Reality: While in the end the
writing may convey information, it’s major
function is to explore ideas. The danger of
the information-transmission myth is that it
focuses on how texts are presented from the
point of view of the reader rather than on what
the act of writing can accomplish for the developing
thought of the writer. The writer is overlooked.
- Writing is for communication.
Reality: The writer is always
the FIRST reader and may often be the only reader.
- Writing involves transferring thoughts
from the mind to paper.
Reality: Thoughts are created
in the act of writing, which changes the writer
and changes the emerging text.
- Writing is permanent.
Reality: Speech, once uttered,
can rarely be revised; writing can be reflected
upon, altered, and even erased at will.
- Writing is a linear process.
Reality: Writing can be done
in several places and directions concurrently
and is as easily manipulated in space as it
is in time. Texts can be constructed from writing
done on separate pieces of paper; words, sentences,
paragraphs, whole sections can be shuffled into
different sequences. Writing is recursive.
- Writing is speech plus spelling and
punctuation.
Reality: Every kind of writing
has its own conventions of form and expression
quite different from speech. Spelling, punctuation,
capitalization, paragraphing, indentation, word-dividing,
layout, and so forth, are necessary aspects
of transcription necessary to make written language
readable for readers. For all writers, undue
concern with transcription can interfere with
the exploratory aspects of writing.
- You must have something to say in order
to write.
Reality: We need to write in
order to have anything to say! Thought comes
with writing, and writing may never come if
it is postponed until we are satisfied we have
something to say. Write first, see what you
had to say later.
- Writing should be easy.
Reality: Writing is often hard
work—it requires concentration, physical
effort, and a tolerance for frustration and
disappointment.
- Writing should be right the first time.
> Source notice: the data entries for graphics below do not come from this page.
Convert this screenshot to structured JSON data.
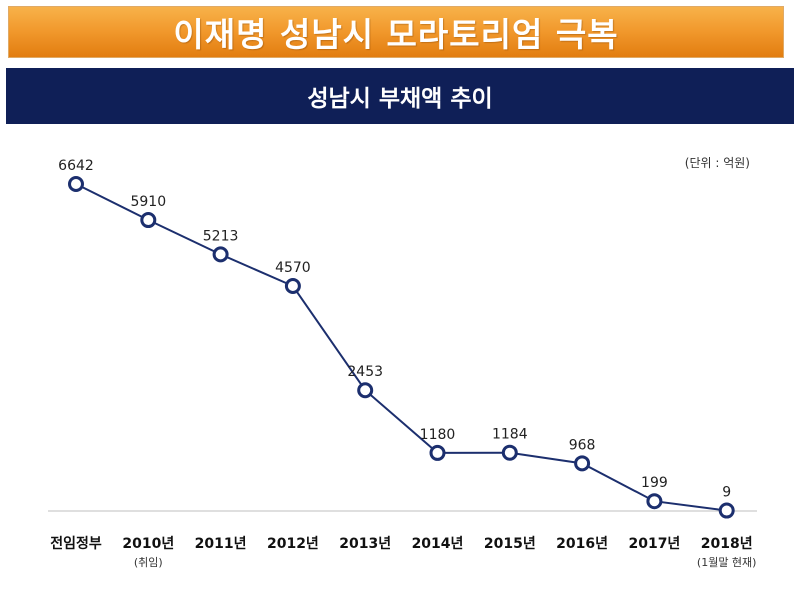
{
  "header": {
    "title": "이재명 성남시 모라토리엄 극복",
    "subtitle": "성남시 부채액 추이",
    "unit": "(단위 : 억원)"
  },
  "colors": {
    "title_bg": "#f29a2e",
    "subtitle_bg": "#0f1f57",
    "line": "#1c2f6e",
    "marker_fill": "#ffffff"
  },
  "chart_data": {
    "type": "line",
    "title": "성남시 부채액 추이",
    "unit": "(단위 : 억원)",
    "categories": [
      "전임정부",
      "2010년",
      "2011년",
      "2012년",
      "2013년",
      "2014년",
      "2015년",
      "2016년",
      "2017년",
      "2018년"
    ],
    "category_notes": [
      "",
      "(취임)",
      "",
      "",
      "",
      "",
      "",
      "",
      "",
      "(1월말 현재)"
    ],
    "values": [
      6642,
      5910,
      5213,
      4570,
      2453,
      1180,
      1184,
      968,
      199,
      9
    ],
    "ylim": [
      0,
      6642
    ],
    "grid": false,
    "legend": "none"
  }
}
Reality: Writing generally
requires many drafts and revisions to get ideas
into a form that satisfies the writer. A separate
editorial polishing is required to make any
text appropriate for another reader.
- Writing should be unambiguous.
Reality: There is no way writing
can be unambiguous. “The” meaning
of a text is not embedded in the words on the
page but constructed by readers. The sense a
reader constructs depends on what the reader
knows and brings to the text. There is no way
for any writer to know exactly what any reader
brings to a text.
- Writing can be done to order.
Reality: Writing is most often
reluctant to come when it is most urgently required,
yet quite likely to begin to flow at inconvenient
or impossible times.
- A fixed period of “prewriting” should
precede composing.
Reality: Writing involves a lifetime
of preparation—of experience, reading, reflecting
and arguing. It is only from a transcription point
of view that an author can say that work began on
a particular text at a particular time. In fact,
writing itself can be prewriting. As we draft one
part of a text, we reflect on what we might write
next or on what we have written already.
- Writing is a solitary activity.
Reality: Writing often requires
other people to stimulate discussion, to listen
to choice phrases, to provide feedback of various
kinds.
- Writing is a tidy activity.
Reality: Writing is messy,
it spreads itself all over the writing surface,
in many different files.
- Writing should be the same for everyone.
Reality: Each of us develops
an idiosyncratic set of strategies we’re
comfortable with and that work for us.